Your OP and subsequent arguments are just nonsensical obfuscations.

It’s not blithe. It’s carefully thought through, and it’s a major reason why various Christian organizations are losing membership and sway - people are making that same calculus and realizing, “hang on, this is bullshit”. Because it is. There is no case to be made that gay sex is immoral. Reject religious concerns, and there is literally nothing to go on. You cannot make a principled, meaningful case

Good for you! Do you understand the link between your views and the views of the cops who pulled this move? Or the parents of the Anoka-Hennepin school district (or any number of other bigots that make the lives of LGBT kids around them a living hell)?

You said it, man.

In the context of legal marriage? The state. If I can go down to the county office, get my marriage certified just like anyone else, and gain the benefits that come with that, and if your church decides to keep its silliness to itself, you could define marriage as “any occasion involving the exchange of at least one washing machine” and it wouldn’t bother me. Of course, the problem is that it doesn’t keep its silliness to itself, and insists again and again that the government kowtow to its definition of marriage.

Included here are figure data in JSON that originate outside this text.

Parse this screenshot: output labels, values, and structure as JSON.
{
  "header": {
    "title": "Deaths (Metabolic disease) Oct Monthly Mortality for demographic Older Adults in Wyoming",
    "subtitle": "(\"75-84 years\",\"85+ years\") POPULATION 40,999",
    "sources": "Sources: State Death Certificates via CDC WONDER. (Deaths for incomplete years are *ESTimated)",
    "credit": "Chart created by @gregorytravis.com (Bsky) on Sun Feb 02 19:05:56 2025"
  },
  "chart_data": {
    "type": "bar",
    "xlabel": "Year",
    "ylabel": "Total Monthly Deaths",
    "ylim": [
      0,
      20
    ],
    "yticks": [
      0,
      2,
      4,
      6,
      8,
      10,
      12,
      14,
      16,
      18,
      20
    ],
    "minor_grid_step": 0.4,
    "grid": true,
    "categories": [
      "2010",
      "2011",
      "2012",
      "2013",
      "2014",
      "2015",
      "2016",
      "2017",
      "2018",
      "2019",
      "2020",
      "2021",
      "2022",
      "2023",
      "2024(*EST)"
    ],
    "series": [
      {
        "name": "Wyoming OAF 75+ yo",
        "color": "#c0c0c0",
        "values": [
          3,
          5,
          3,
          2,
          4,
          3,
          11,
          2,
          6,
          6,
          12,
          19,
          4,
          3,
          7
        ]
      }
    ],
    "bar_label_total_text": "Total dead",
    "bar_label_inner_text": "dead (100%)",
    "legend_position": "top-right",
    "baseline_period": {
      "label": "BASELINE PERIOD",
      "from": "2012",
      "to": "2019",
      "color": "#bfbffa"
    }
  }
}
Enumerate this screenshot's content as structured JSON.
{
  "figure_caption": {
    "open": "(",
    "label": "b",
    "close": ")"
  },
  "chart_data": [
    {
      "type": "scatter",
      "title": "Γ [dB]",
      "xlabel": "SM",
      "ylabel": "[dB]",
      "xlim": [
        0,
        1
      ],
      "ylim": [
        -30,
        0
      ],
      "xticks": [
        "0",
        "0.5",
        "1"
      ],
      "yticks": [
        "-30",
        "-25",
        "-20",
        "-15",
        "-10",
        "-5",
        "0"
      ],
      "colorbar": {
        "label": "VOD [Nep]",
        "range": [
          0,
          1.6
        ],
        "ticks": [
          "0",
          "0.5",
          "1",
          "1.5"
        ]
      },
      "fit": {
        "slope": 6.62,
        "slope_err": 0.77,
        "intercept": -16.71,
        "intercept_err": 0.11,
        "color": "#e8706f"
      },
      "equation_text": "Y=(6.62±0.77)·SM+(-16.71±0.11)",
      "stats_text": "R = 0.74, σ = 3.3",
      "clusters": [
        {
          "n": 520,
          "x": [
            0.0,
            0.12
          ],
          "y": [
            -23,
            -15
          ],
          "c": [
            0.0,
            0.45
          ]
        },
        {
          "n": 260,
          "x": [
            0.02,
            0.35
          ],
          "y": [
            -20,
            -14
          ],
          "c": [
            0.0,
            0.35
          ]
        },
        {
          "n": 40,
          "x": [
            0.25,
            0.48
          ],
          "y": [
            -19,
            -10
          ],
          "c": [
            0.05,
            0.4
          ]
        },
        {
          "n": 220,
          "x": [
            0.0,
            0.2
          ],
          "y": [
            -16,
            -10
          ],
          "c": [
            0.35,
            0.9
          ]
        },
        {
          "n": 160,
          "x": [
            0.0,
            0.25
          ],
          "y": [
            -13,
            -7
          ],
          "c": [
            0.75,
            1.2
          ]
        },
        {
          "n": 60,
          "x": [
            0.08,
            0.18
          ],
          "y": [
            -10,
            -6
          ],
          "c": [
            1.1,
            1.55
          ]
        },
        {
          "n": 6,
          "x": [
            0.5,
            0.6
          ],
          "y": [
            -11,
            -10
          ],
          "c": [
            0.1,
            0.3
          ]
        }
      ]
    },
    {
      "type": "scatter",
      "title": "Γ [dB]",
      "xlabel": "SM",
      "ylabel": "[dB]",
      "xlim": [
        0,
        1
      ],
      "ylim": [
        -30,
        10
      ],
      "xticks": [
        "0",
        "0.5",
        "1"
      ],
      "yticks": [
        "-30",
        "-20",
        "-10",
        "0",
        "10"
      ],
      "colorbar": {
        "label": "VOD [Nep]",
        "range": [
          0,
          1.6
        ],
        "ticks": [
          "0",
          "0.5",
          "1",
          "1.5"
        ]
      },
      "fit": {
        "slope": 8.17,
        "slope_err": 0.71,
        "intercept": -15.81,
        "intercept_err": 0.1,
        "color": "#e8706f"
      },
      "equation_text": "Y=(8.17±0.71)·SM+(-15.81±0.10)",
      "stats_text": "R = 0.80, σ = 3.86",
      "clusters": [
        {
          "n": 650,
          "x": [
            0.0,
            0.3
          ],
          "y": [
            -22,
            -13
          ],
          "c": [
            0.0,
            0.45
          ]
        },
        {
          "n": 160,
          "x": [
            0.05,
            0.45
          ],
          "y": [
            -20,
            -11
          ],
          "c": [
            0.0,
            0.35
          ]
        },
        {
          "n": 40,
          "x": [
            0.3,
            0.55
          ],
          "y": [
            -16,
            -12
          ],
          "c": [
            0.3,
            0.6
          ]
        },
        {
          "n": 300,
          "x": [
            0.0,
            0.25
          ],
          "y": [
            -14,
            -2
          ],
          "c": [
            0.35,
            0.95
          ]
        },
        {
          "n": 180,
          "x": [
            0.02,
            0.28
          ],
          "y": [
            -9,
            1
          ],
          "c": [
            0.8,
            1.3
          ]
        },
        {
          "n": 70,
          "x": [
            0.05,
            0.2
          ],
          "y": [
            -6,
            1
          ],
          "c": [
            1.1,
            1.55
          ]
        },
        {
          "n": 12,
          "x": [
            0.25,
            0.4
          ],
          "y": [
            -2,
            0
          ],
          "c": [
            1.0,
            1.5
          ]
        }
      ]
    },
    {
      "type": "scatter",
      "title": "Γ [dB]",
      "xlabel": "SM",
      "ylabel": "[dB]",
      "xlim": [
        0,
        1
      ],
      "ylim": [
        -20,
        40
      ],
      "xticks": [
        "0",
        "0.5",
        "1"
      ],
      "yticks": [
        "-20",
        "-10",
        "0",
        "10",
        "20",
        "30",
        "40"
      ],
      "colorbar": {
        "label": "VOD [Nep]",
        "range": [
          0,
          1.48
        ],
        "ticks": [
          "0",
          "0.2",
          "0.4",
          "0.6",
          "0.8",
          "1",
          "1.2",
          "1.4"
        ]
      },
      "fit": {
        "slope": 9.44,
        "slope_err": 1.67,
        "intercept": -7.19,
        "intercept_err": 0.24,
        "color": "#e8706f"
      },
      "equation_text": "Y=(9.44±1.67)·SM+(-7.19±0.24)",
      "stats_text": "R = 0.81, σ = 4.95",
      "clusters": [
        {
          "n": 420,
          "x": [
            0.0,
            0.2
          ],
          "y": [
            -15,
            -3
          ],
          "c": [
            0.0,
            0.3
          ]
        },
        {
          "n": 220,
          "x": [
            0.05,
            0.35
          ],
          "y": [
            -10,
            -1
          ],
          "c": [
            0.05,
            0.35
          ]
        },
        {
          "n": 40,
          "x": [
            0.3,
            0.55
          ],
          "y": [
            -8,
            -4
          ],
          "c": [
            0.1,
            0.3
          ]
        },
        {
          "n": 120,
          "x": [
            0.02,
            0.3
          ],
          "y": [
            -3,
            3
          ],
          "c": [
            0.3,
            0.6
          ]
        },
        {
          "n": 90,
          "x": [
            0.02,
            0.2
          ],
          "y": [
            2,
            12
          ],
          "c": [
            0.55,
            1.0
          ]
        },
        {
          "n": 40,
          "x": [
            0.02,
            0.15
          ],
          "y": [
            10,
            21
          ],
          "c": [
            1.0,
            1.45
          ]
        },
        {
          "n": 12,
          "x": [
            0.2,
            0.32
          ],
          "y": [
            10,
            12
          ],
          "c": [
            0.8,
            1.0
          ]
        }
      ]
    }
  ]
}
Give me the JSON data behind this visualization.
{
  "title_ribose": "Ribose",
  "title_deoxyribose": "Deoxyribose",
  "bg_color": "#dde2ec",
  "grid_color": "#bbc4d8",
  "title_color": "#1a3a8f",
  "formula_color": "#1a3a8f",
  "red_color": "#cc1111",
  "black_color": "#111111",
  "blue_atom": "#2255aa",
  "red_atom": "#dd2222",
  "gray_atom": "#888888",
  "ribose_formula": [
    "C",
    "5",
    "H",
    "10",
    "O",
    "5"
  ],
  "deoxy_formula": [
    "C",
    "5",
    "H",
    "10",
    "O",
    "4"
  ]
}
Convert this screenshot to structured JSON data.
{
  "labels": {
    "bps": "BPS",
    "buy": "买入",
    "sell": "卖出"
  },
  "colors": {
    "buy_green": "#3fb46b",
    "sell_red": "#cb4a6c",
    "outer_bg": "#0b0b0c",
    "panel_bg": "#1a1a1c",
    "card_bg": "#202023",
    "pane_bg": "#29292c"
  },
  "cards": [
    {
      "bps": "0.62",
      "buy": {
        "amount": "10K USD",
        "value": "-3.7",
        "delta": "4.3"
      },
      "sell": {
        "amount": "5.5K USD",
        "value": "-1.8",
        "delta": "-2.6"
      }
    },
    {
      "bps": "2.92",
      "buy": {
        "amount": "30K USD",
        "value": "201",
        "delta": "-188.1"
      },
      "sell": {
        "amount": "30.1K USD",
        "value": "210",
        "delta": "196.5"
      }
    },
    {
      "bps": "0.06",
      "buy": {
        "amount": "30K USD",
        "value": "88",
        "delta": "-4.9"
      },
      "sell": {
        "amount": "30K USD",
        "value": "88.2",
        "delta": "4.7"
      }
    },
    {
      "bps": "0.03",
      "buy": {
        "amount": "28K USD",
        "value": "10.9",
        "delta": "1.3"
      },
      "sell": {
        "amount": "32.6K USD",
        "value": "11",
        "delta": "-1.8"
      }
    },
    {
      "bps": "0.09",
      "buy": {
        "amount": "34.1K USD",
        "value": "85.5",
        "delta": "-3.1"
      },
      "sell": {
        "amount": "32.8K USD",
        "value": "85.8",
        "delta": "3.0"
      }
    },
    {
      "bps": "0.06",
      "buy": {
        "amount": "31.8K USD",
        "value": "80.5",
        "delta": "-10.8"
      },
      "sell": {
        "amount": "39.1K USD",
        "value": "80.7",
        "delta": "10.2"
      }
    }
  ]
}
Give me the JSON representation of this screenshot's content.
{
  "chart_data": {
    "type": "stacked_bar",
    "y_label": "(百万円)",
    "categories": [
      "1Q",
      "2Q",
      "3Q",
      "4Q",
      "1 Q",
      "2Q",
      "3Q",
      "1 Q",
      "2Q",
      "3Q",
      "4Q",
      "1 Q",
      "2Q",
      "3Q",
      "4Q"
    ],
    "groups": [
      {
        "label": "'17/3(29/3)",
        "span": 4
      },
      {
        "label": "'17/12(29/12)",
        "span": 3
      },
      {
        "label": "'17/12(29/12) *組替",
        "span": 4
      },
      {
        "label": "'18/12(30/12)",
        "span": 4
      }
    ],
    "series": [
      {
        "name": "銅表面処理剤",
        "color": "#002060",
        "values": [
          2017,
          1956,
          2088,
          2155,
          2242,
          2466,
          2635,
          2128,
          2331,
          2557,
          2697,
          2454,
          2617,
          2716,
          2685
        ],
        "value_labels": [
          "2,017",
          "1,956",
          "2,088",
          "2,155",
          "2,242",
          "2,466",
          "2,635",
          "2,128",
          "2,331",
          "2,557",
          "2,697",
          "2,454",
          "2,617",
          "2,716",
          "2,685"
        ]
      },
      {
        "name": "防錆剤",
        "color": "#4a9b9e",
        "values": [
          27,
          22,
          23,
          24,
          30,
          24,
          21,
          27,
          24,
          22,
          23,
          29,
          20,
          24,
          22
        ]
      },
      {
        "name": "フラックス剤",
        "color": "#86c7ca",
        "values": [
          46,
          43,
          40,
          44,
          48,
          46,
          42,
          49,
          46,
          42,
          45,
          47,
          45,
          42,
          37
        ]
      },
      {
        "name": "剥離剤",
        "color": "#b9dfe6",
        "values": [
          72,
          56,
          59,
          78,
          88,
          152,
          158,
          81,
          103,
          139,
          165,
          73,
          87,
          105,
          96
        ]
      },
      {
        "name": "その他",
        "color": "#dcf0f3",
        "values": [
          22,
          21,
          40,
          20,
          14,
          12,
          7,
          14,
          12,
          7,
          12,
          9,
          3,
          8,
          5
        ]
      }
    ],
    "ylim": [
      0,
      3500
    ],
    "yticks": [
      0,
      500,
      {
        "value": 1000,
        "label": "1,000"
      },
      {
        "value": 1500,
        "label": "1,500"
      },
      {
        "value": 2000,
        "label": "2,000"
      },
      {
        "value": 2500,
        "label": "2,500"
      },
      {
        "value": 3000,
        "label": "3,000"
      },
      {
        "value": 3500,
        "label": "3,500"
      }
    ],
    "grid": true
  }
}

Officially, at least. Extrajudicial murders of gay men/lesbians/transpeople are still winked at far too often…the “gay panic” defense and its variants STILL lead to acquittals.

Marriage is both a religious institution for many (but certainly not for all) and more importantly, a very strong and foundational social institution. When talking about gay marriage, the social definitions and ramifications are the most pertinent. No one is trying to force any particular churches or religious practitioners to perform gay marriages, although increasingly, many are doing so. The important thing is social recognition and social acceptance of SSM, including the full legal rights of marriage under the law in matters like property rights and taxes, but also in the culture of social acceptance. Because otherwise, gay people are being demeaned as second-class citizens not entitled to all the same human rights and social rights and privileges as the rest of us. That’s plain bigotry.

I really hope EscAlaMike reads both those links, and, in particular, the response in the second one, as that’s pretty much tailor made for him.

“LOL,” are you for real?

I already laid out what I mean by “respect.” Let’s say it comes out that–Secretary of Defense might not be realistic, but chief of police in a small town sure is–let’s say it comes out that a candidate for Chief of Police is a member of the World Church of the Creator. Let’s say that in his off-hours he’s been seen, as WCotC members have been, wearing a shirt that idolizes a racist serial murderer.

My question isn’t whether it’s wise for the city council to ask him, “Do you believe that nonwhite people should be exterminated in a racial war?”

My question is whether you think such a question would be an unconstitutional religious test for office.

EscAlaMike, you are not making a moral judgement. You are making an immoral judgement. The judgement you are making is wrong, hurtful, and hateful. I do not know how you justify to yourself making such hateful judgements while claiming to be motivated by love.

But really, who gets to define “love”?